In follow up to my last post on C++ performance analysis, I wanted to let people know about another cppcon 2016 talk called “Want fast C++? Be nice to your hardware” by Timur Doumler. Timur gave a great talk in my opinion, allowing the audience to go and dig deeper at their own discretion if any of the particular topics appeal to them. This talk has a bit more C++ than the previous talk I posted, which I appreciate.
Data and instruction cache
Cache levels (L1, L2, L3,…)
Cache lines (typically 64 byte on desktops)
Too long didn’t watch (though I highly recommend you do!):
Be conscious whether you’re bound by data or computation
prefer data to be contiguous in memory
If you can’t, prefer constant strides to randomness
Keep data close together in space (e.g., putting data structures that are used one after another into a struct)
keep accesses to the same data close together in time
Avoid dependencies between successive computations
Avoid dependencies between two iterations of a loop
avoid hard-to-predict branches
be aware of cache lines and alignment
minimized the number of cache lines accessed by multiple threads
don’t be surprised by hardware weirdness (cache associativity, denormals, etc)

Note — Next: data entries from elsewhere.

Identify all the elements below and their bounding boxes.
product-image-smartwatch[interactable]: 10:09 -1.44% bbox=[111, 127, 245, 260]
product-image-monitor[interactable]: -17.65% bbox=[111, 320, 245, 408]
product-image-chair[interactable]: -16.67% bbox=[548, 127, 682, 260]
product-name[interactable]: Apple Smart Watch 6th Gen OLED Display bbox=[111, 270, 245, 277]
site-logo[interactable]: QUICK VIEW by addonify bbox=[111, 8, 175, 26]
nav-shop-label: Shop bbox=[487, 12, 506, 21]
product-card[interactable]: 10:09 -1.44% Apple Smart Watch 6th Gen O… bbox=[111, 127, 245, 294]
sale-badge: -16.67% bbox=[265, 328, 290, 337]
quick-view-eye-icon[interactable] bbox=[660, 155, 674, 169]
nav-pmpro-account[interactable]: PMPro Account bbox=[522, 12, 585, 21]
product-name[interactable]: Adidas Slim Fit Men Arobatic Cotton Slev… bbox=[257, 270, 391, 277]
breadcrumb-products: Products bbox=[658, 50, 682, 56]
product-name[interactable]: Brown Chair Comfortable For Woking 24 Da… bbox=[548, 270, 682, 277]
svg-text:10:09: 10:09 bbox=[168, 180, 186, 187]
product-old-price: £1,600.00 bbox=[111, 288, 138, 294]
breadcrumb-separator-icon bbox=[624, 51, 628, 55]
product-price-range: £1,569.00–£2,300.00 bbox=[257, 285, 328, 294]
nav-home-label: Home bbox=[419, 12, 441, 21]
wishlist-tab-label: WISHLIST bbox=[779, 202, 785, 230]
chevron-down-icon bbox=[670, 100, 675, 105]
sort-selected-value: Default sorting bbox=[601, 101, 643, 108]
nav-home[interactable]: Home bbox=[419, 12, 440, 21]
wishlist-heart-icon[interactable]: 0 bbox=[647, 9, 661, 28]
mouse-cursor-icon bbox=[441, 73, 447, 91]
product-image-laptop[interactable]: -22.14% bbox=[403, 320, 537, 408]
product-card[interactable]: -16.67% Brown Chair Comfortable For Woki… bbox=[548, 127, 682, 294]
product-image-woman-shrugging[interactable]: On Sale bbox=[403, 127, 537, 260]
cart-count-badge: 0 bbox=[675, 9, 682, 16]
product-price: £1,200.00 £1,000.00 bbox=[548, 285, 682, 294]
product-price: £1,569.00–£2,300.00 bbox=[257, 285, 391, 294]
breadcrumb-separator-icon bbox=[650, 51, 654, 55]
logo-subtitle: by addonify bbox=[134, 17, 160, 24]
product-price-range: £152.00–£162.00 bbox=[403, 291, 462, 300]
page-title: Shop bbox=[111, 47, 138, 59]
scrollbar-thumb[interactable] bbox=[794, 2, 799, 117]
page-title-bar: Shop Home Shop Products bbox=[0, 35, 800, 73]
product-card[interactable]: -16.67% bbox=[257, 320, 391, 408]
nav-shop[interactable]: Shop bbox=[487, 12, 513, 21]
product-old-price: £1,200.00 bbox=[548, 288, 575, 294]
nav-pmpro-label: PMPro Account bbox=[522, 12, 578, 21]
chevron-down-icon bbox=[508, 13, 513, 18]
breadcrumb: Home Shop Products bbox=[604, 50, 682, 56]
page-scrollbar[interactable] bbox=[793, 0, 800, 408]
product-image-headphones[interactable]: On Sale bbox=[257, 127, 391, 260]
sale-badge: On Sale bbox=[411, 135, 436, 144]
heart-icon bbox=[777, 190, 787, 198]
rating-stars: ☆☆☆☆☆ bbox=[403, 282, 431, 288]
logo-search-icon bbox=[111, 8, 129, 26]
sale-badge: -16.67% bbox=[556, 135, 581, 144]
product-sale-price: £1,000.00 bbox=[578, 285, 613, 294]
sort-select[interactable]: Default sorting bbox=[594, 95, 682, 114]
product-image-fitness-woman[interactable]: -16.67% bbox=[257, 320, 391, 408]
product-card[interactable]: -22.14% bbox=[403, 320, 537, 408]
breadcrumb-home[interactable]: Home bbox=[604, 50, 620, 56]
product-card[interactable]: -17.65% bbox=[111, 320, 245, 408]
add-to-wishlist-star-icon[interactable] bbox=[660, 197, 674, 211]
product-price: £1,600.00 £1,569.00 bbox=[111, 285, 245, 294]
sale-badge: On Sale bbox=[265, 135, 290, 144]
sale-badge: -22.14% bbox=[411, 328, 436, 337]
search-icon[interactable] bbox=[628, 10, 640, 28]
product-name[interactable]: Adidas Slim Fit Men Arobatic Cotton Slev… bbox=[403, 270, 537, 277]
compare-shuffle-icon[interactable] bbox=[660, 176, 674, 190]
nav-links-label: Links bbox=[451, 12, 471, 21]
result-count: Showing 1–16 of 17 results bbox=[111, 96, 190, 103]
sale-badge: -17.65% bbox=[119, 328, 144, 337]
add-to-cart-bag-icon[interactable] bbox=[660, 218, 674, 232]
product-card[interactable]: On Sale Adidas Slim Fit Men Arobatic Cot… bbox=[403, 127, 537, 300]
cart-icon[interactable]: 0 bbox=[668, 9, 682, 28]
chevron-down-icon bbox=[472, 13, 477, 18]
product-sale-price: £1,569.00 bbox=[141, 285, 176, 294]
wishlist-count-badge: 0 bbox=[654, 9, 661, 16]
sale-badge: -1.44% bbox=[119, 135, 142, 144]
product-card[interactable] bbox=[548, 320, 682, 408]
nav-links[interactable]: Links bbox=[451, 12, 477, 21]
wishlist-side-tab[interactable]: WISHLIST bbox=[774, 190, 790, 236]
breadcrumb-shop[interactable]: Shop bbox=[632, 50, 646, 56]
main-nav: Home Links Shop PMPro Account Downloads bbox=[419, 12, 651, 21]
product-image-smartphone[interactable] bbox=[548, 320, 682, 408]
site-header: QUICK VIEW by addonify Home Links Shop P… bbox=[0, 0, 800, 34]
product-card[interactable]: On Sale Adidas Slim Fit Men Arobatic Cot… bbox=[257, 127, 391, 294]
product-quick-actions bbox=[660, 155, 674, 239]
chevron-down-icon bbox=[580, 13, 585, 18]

I stumbled upon a talk by Matt Dziubinksi from CppCon 2016 called C++ performance analysis called “Computer Architecture, C++, and High Performance”. I thought it was an excellent talk. I’m acutely aware of how higher level abstractions have created a bubble that we usually don’t need to leave in order to write fast code. That said, Matt makes it clear that if you really want to understand (and hopefully improve) performance than you will probably have to wander out of your comfort zone.
He provides information on common bottlenecks that can occur and a lot of tools available for analyzing the performance of code. Among the topics:
I think an important realization is that there will never be a C++ talk that says “This is how you write code that is fast in all scenarios.” but rather, “Write some code. If it does well that’s great, if it’s not good enough then let’s dig deep and see what we can improve on.” If you have that in mind when watching talks like this, I think they are more enjoyable. There will (likely) never be a std::make_my_code_uber_fast();
I thought it would be nice to summarize the list of tools he has used or recommended when troubleshooting bottlenecks, and analyzing/benchmarking C++ code. Before I list the ones from the talk, I will quickly mention VTune from Intel which is fairly high level and in my experience can be good for finding bottlenecks. Each tool is listed with a description from their website:
Tuned to take advantage of non-uniform memory architectures and caches
With Intel® VTune™ Amplifier, you get all these advanced profiling capabilities with a single, friendly analysis interface. And for media applications, you also get powerful tools to tune OpenCL* and the GPU.
If you can’t get the gains you need from using something like VTune, then it’s time to get your hands dirty with the tools Matt mentions in his talk:
Nonius is a framework for benchmarking small snippets of C++ code. It is very heavily inspired by Criterion, a similar Haskell-based tool. It runs your code, measures the time it takes to run, and then performs some statistical analysis on those measurements. The source code can be found on GitHub.
Intel® Memory Latency Checker https://software.intel.com/en-us/articles/intelr-memory-latency-checker
Intel® Memory Latency Checker (Intel® MLC) is a tool used to measure memory latencies and b/w, and how they change with increasing load on the system. It also provides several options for more fine-grained investigation where b/w and latencies from a specific set of cores to caches or memory can be measured as well.
perf https://perf.wiki.kernel.org/index.php/Main_Page perf can instrument CPU performance counters, tracepoints, kprobes, and uprobes (dynamic tracing). It is capable of lightweight profiling. It is also included in the Linux kernel, under tools/perf, and is frequently updated and enhanced.
Compiler Explorer https://godbolt.org/
Compiler Explorer is an interactive compiler which shows the assembly output of compiled C/C++/Rust/Go/D code with any given compiler and settings.
Disasm is a browser-based application, built on Flask, that allows you to disassemble ELF files into Intel x86 assembly. The assembly and analysis is displayed in a browser so that you can click around and interact with it.
Intel® Architecture Code Analyzer helps you statically analyze the data dependency, throughput and latency of code snippets on Intel® microarchitectures. The term kernel is used throughout the rest of this document instead of code snippet.
Likwid is a simple to install and use toolsuite of command line applications for performance oriented programmers. It works for Intel and AMD processors on the Linux operating system.
Sniper is a next generation parallel, high-speed and accurate x86 simulator. This multi-core simulator is based on the interval core model and the Graphite simulation infrastructure, allowing for fast and accurate simulation and for trading off simulation speed for accuracy to allow a range of flexible simulation options when exploring different homogeneous and heterogeneous multi-core architectures.